The 2018 season did not go as planned for the Steelers. While their 9-6-1 record was not exactly terrible, the bottom line is that it fell short of being good enough to gain entry into the postseason, which is the bare minimum goal for Pittsburgh every year.
It was the first time since 2013 that they did not qualify for the playoffs, which means that they had no opportunity to defend their playoff records that they continue to own from the perennial assault of the New England Patriots, spearheaded by quarterback Tom Brady and head coach Bill Belichick, unfortunately the greatest duo in the history of the game.
Need proof? You really shouldn’t at this point, but here it goes: Brady and Belichick, by virtue of their victory over the Kansas City Chiefs in the AFC Championship game on Sunday, are heading to their ninth Super Bowl together. No other franchise in all of its history together has been to nine Super Bowls, let alone during one extended period of that history.
The Steelers held the record for the most Super Bowl appearances for a while with eight. But the Denver Broncos later tied them, and the Patriots have demolished it over the course of the past three years, having made it to the title game each time.
What’s more, should they win, they would tie the Steelers for the most Lombardi trophies with six. And all of them would be Brady’s. He’ll have ‘one for the other thumb’.
Finally, last but not least, the Patriots’ win over the Chiefs was the organization’s 36 postseason victory in franchise history. If they end up winning the Super Bowl, they will not only claim a sixth championship, they will also be they winningest franchise in postseason history.

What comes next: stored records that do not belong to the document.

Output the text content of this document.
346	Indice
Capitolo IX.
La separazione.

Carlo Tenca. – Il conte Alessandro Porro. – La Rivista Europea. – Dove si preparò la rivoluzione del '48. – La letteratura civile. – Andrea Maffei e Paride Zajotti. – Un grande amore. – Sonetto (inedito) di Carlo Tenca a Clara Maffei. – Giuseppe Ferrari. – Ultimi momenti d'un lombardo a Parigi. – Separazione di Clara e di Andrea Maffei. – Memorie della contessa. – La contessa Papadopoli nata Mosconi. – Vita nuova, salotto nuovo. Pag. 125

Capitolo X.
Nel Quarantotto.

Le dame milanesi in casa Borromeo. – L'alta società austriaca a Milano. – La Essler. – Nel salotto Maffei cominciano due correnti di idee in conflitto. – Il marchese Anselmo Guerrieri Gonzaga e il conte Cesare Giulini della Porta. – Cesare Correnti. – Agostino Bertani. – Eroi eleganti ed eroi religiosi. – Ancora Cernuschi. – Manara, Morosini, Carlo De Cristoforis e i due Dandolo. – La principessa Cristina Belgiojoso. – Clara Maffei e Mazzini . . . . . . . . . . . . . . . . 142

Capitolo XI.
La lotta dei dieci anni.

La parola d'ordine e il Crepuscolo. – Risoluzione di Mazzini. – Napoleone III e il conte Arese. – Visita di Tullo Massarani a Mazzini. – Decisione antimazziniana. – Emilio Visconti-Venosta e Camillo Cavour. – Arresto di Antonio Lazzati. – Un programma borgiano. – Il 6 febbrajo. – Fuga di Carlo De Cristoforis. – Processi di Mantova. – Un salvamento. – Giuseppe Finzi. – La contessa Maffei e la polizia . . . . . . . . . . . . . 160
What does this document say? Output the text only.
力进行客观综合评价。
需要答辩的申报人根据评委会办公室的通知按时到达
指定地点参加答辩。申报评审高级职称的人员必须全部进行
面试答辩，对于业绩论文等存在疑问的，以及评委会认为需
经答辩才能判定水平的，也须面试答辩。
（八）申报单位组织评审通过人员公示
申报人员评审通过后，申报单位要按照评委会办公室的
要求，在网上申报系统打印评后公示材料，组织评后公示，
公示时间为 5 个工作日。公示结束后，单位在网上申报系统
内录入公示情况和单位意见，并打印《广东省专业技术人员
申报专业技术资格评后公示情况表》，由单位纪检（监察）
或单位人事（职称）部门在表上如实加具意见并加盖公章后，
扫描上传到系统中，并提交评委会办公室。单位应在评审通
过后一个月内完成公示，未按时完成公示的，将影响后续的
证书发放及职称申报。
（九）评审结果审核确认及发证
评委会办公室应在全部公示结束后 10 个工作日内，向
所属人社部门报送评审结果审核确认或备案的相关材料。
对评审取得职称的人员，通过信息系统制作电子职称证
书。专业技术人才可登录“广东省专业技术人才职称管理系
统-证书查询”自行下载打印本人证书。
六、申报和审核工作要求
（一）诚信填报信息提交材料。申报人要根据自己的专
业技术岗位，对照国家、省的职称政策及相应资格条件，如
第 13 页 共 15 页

That’s why I posed the question that I did yesterday. If you could guarantee, essentially, the end of the Patriots’ current dynasty by watching Brady walk off into the sunset with yet another Super Bowl title, would you take that over watching him lose again only to see him continue to compete and perhaps win another Super Bowl or two over the next four or five years?
I still don’t have an answer to that question, personally, as there are no good options. One thing I do know is that I’d like to see Aaron Donald win a Super Bowl, and the Los Angeles Rams are a likable enough team.
The bottom line is that New England’s sustained success for nearly the past two decades has reached—really, is beyond—the point at which is can be debated as to whether or not they are the greatest dynasty the game has ever seen. Hell, Belichick is 29-10 with this team in the postseason. There are only four other franchises that even have 29 postseason wins.